子どものオーバーフロー失禁について
概要
子どもの失禁は本人はもちろん、保護者にとっても悩みの種です。失禁のタイプによっては自然に解消することもありますが、オーバーフロー失禁は膀胱がうまく排尿できずに過充満し、少量の尿が突然漏れる状態です。昼間でも夜間でも起こり得ます。原因が身体的か行動的かにより、治療法や予後は異なります。
身体的原因
- 夜間の尿産生過多:睡眠中に尿産生を抑えるホルモン(抗利尿ホルモン)が不足すると、膀胱が過充満しやすくなります。
- 膀胱の成長不足:体の成長に対して膀胱が追いつかず、日中に産生された尿を十分に貯められないことがあります。
- 尿路の閉塞や神経障害:尿道や膀胱に障害があると、排尿が妨げられオーバーフローが起こります。
行動的原因
- トイレを我慢する習慣:学校や遊びの最中にトイレに行くのを避けると、膀胱が過充満し漏れやすくなります。
- 排尿間隔が長すぎる:定期的にトイレに行かないと、膀胱の筋肉がうまく働かなくなることがあります。
治療法
- ホルモン補充:抗利尿ホルモンが不足している場合、合成ホルモンで補います。
- 膀胱の成長促進:時間をかけて自然に膀胱が大きくなるのを待ちます。必要に応じて膀胱拡大手術を検討します。

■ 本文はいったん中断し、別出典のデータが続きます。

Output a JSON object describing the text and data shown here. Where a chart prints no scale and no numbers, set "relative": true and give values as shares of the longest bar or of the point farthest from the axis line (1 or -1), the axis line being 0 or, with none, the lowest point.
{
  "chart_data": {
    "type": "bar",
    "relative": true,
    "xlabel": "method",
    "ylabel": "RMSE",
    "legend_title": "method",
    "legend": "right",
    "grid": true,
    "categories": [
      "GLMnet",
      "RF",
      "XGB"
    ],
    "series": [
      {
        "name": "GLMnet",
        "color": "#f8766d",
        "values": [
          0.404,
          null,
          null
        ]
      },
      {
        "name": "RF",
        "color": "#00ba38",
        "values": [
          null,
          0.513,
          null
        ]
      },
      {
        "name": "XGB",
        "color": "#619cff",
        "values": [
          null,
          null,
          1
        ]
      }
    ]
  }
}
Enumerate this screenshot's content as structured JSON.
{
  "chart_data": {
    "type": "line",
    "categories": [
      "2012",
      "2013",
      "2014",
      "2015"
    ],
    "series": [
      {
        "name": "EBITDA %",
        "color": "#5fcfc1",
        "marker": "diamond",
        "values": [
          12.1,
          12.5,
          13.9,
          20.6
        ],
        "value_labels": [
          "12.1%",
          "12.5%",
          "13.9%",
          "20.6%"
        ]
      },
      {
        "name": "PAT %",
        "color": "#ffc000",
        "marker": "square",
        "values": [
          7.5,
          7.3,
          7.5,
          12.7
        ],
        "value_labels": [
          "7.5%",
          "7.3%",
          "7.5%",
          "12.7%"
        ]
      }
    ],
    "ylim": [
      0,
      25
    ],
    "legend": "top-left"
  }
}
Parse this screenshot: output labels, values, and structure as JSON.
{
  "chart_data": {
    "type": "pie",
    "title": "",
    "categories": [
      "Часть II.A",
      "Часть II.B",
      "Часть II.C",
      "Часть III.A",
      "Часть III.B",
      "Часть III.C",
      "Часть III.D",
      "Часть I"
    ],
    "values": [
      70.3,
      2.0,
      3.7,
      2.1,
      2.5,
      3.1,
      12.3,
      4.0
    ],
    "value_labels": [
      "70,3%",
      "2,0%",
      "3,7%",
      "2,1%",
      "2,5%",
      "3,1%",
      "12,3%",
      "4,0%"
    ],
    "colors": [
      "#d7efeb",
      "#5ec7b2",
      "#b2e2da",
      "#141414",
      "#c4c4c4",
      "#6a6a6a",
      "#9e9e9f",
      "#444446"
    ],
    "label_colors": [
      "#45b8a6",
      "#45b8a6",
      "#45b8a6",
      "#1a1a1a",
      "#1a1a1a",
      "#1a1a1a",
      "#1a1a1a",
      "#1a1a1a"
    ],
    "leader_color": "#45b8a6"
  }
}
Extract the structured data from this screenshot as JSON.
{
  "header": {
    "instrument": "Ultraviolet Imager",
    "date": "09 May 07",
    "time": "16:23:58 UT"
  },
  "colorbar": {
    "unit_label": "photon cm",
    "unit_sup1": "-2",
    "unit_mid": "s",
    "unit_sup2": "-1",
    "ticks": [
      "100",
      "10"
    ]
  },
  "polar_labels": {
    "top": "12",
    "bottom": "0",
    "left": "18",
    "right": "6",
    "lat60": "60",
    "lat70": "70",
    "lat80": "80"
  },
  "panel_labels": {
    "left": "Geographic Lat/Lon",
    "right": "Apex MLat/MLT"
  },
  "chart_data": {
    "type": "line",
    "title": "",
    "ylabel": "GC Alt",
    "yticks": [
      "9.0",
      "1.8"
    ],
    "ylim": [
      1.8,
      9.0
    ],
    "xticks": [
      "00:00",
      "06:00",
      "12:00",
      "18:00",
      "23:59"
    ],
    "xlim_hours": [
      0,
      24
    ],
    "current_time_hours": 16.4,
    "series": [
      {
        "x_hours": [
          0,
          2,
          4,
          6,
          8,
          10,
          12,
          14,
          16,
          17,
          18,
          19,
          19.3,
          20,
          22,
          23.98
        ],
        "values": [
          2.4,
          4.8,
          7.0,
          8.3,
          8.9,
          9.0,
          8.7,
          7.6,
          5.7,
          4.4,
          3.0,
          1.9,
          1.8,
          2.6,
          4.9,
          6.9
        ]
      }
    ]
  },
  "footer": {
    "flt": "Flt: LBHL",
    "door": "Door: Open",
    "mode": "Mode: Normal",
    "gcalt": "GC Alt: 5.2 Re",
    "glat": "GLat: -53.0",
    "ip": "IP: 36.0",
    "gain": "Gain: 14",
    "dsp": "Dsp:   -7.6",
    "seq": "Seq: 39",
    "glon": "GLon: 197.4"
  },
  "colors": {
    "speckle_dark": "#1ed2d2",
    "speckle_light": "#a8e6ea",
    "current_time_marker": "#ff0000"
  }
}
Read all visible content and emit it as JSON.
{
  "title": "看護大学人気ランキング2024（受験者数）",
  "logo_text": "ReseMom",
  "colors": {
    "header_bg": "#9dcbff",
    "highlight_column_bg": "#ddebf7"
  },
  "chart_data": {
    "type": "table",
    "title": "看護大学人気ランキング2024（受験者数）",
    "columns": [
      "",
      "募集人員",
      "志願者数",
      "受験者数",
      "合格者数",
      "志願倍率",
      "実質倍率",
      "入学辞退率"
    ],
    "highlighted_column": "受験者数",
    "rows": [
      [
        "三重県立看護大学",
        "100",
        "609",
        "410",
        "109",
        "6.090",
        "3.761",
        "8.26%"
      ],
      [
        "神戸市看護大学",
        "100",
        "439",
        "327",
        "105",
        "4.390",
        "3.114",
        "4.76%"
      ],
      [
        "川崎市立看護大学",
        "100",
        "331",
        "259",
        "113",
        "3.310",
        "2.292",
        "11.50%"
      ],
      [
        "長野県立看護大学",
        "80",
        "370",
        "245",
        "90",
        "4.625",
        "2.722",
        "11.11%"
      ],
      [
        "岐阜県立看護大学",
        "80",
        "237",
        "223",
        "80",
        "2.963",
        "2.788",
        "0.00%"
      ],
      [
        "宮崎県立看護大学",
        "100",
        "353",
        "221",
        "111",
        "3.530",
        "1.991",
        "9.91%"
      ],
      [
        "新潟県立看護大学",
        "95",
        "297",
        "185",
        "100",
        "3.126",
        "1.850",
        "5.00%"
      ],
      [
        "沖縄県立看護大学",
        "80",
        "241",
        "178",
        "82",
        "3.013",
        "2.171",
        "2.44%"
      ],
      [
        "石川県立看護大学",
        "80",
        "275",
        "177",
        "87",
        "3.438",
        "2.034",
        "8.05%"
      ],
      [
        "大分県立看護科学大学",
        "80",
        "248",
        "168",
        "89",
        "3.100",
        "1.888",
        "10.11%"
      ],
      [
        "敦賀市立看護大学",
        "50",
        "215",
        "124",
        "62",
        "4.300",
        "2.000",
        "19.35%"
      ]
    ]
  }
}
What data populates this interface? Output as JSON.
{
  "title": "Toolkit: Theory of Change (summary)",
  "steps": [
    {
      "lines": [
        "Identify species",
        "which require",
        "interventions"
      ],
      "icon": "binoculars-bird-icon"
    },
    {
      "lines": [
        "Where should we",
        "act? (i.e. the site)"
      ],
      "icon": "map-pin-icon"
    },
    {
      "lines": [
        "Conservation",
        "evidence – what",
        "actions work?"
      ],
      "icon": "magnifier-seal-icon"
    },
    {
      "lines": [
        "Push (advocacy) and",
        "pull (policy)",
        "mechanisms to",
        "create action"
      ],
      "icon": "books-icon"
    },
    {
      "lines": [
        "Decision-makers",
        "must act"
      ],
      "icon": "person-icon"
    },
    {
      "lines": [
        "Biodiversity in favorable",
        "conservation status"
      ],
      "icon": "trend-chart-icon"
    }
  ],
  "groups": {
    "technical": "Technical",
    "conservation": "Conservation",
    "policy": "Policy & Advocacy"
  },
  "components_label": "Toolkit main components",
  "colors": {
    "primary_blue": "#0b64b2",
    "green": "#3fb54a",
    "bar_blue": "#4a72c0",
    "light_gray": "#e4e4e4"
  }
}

- 閉塞の外科的除去:尿路のブロックが原因の場合は手術で除去します。
- 行動療法:トイレのスケジュールを設定し、適切な水分摂取量を管理します。
留意点
多くの子どもは成長とともにオーバーフロー失禁が自然に解消しますが、放置すると尿路感染症や腎臓への影響が出る恐れがあります。早期に原因を特定し、適切な対策を取ることが重要です。